The thing is, though, that this doesn't mean they are impossible to prove.
However, there are two ways I'm aware of to disprove Russell's Teapot, and a third way that doesn't apply to the teapot itself, but some similar claims.
The first is the long way - to disprove at each possible instance. In the case of a tea kettle, take the space of a tea kettle, and simultaneously search a grid of the entire orbit around Saturn with a grid resolution of that size, and if there are no tea kettles, then it is disproven.
The second is the induced way... to find some claim about about the subject in question that doesn't match what is possible, and it requires some impossible aspect of the claim. In the case of the tea kettle, it would be specifically designating a tea-kettle as a human-made object, and going through all human space flights to show that none have put a kettle in orbit around Saturn. Although not as absolute, it's still pretty solid proof.

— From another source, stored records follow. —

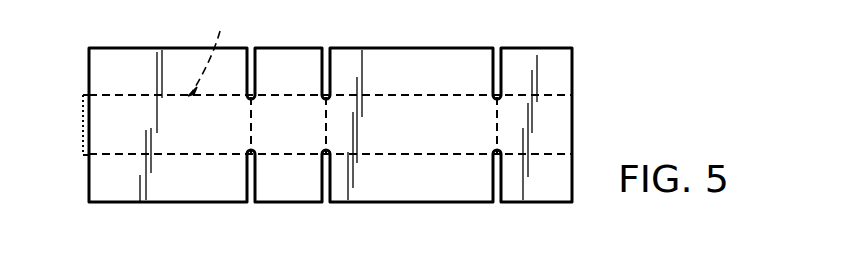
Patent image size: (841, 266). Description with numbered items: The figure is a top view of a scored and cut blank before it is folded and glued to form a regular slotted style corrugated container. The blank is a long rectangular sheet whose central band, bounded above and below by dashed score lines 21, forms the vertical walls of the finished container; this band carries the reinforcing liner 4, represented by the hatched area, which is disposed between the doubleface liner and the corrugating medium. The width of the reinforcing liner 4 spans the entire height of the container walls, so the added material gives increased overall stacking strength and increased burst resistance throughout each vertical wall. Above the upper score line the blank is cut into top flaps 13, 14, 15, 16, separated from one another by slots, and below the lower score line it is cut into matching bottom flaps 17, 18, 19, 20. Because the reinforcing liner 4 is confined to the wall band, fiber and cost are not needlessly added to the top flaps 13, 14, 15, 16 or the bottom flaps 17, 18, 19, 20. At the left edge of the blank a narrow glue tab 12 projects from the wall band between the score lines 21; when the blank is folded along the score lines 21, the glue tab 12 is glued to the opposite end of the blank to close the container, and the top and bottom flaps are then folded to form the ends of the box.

The reinforcing liner 4 is at (553, 124).
The glue tab 12 is at (81, 113).
The top flap 13 is at (152, 62).
The top flap 14 is at (293, 58).
The top flap 15 is at (403, 58).
The top flap 16 is at (535, 58).
The bottom flap 17 is at (182, 182).
The bottom flap 18 is at (290, 182).
The bottom flap 19 is at (418, 180).
The bottom flap 20 is at (542, 182).
The score lines 21 is at (210, 52).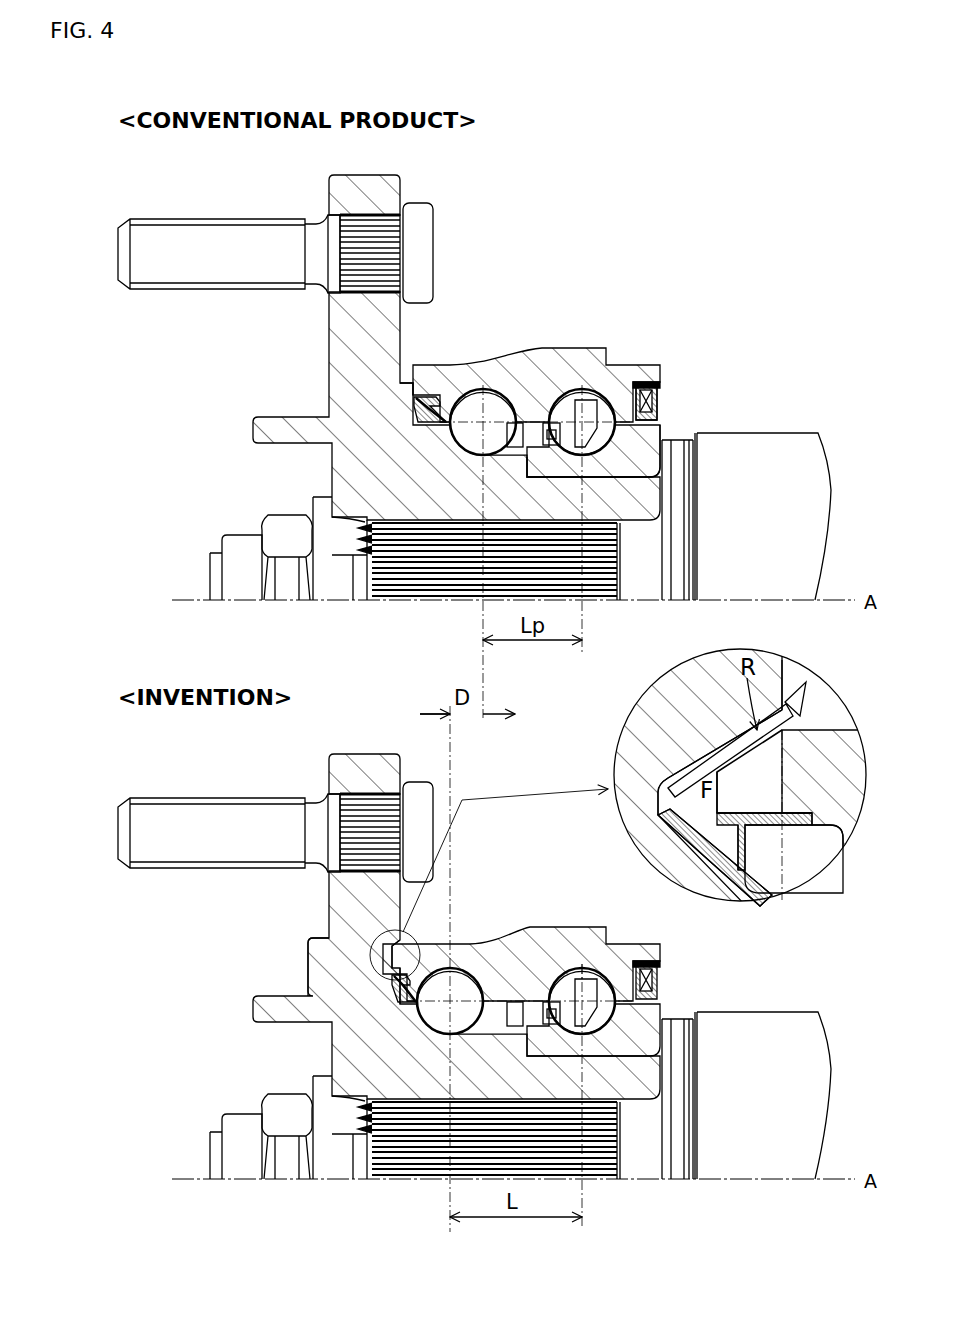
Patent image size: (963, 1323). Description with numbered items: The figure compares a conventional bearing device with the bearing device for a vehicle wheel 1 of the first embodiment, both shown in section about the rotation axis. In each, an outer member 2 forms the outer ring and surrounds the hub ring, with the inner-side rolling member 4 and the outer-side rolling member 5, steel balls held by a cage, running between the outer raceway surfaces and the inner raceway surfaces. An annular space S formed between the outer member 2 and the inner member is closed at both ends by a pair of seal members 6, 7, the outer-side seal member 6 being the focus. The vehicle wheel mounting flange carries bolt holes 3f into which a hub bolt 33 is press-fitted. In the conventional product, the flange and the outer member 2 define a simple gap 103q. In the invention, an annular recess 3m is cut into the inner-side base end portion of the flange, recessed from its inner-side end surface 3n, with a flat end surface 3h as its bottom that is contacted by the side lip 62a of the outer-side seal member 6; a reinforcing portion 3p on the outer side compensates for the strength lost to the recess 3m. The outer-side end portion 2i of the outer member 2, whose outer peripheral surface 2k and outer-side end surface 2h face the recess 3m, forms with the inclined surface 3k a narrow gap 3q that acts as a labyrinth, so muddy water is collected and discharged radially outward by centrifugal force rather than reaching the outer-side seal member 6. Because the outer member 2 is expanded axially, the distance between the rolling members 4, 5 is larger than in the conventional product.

The bearing device for a vehicle wheel 1 is at (95, 706).
The outer member 2 is at (571, 342).
The outer-side end surface of the outer member 2h is at (720, 808).
The outer-side end portion of the outer member 2i is at (752, 801).
The outer peripheral surface of the outer-side end portion 2k is at (778, 822).
The rolling member 4 is at (592, 442).
The rolling member 5 is at (472, 443).
The outer-side seal member 6 is at (413, 380).
The seal member 7 is at (668, 384).
The bolt hole 3f is at (323, 218).
The reinforcing portion 3p is at (310, 938).
The gap 3q is at (391, 962).
The annular recess 3m is at (395, 998).
The inner-side end surface of the vehicle wheel mounting flange 3n is at (787, 670).
The inclined surface 3k is at (737, 740).
The flat end surface 3h is at (658, 800).
The hub bolt 33 is at (188, 217).
The side lip 62a is at (664, 877).
The gap 103q is at (418, 367).
The annular space S is at (533, 432).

The third way is if the definition of the "teapot" itself is somehow fully accessible by definition. For example, if instead of a Teapot, Russell's proof said, "a magical lamp that instantly creates a copy of itself in the hands of anyone who dons cream colored pants and a hat." At which point you could disprove the existence of this particular lamp that floats around Saturn using any person that puts on cream colored pants and a hat and seeing that the kettle doesn't suddenly appear in their hands.

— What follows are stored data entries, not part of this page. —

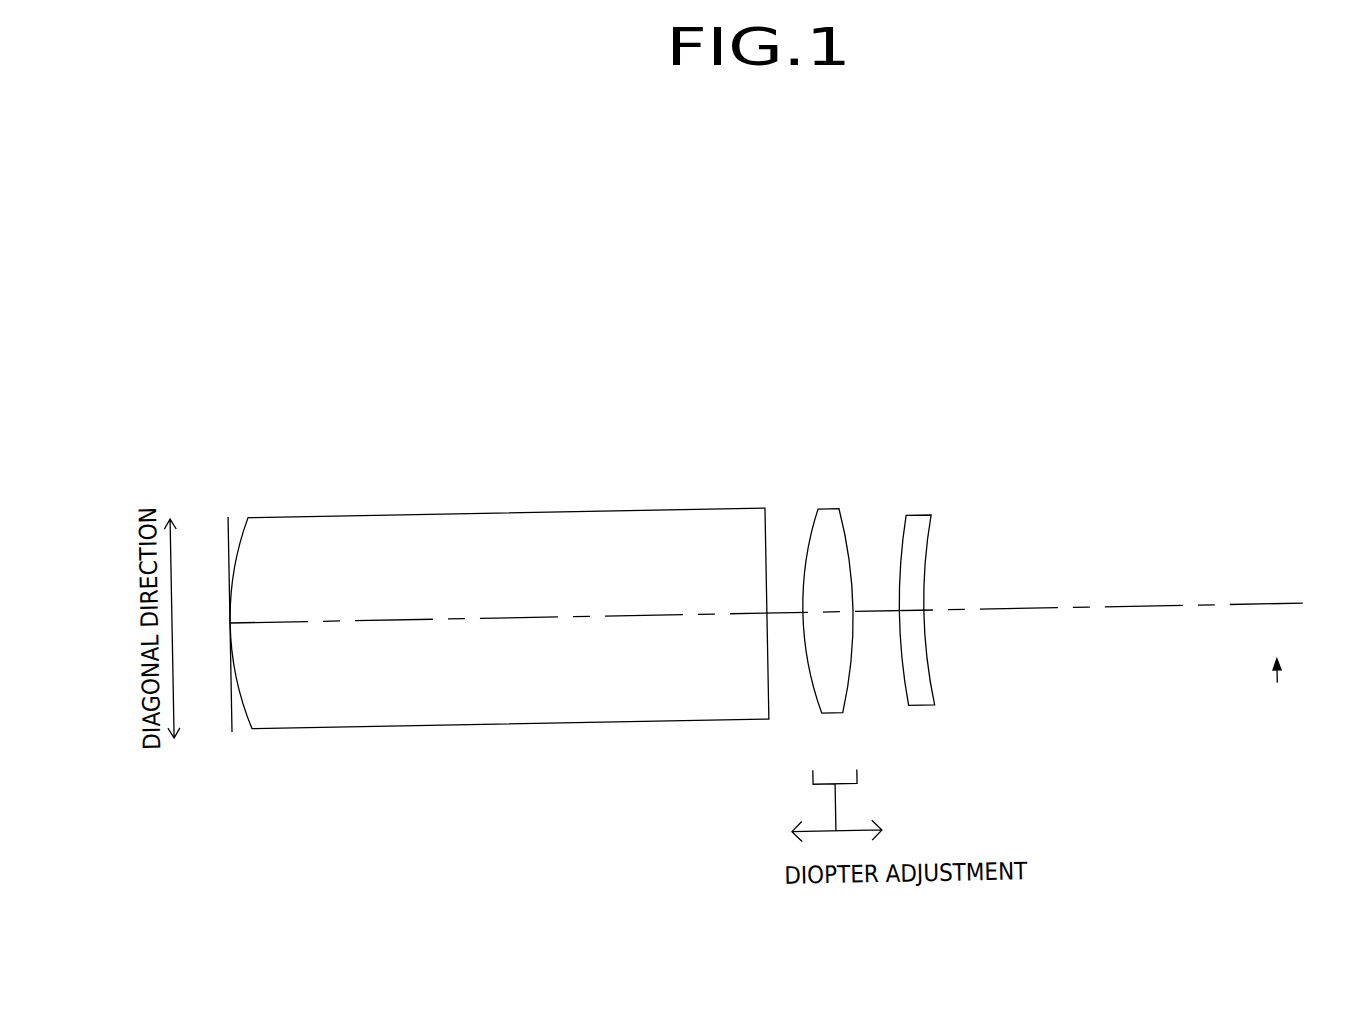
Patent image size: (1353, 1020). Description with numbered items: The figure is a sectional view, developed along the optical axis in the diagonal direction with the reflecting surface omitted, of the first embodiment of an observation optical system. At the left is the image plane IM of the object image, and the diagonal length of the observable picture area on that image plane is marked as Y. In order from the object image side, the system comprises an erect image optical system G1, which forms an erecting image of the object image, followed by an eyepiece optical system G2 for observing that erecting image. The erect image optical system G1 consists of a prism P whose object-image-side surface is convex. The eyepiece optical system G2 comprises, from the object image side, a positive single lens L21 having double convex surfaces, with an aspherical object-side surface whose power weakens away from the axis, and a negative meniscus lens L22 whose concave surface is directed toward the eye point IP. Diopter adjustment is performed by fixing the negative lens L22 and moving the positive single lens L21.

The image plane IM is at (230, 549).
The prism P is at (432, 518).
The erect image optical system G1 is at (765, 390).
The eyepiece optical system G2 is at (793, 390).
The positive single lens L21 is at (835, 520).
The negative meniscus lens L22 is at (926, 528).
The eye point IP is at (1276, 560).
The diagonal length Y is at (215, 518).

All cases of a "Russell's teapot" scenario require at least one full coverage in some aspect to prove or disprove...
- Full coverage of Saturn in the first example (Coverage of affected)
- Full coverage of teapots in space second example (Coverage of concept)
- The Definition including a disprovable full coverage in the third (Coverage of Definition)
Each case, however, will require having a very firm definition of the subject matter. If you're trying to philosophically debate someone on the topic of the supernatural or paranormal, unless it's a purely academic philosophical debate (such as an online religion debate), they're likely going to be highly resistant to actually making a concrete definition and following it to its logical conclusions.
However, for a philosophical debate, the above proofs should be sufficient, even if 1 & 2 are generally impractical for most debates.
In non-philosophical debates, sadly, the solid philosophical proof usually doesn't "prove to people" (in no small part because many people don't fully grasp logic), and frequently people just want to be right without going through the effort to become right.
The times I've had this particular debate in regards to the paranormal with someone, the best I got was "whatever the definition is in the dictionary"... this was an "easy" philosophical solution, as the dictionary I looked it called the supernatural 'outside of what is natural', and then I looked up natural and it was 'not man-made', thereby meaning all man-made things are supernatural by definition... this did not sit well with the person I was debating with.
However, not a philosophical proof against the supernatural, but a physics one making use of full coverage (proof method 2), is CERN's experiments with particle physics. If you consider the supernatural being active non-physical things that influence the physical world, CERN has tracked every particle capable of interacting with fermions (basically, what we're made of), so we are fully aware of all physical interactions with humans - something a soul or ghost would have to do... aannnndd... none of them were potential methods for human interactions by ghosts/souls/etc.
Another argument is that, if you consider humans natural, as "in nature or deriving from nature" is another definition of natural, then anything that exists is, by definition, natural. Therefore, by definition, the supernatural simply doesn't exist, as supernatural becomes a synonym for imaginary or non-existing.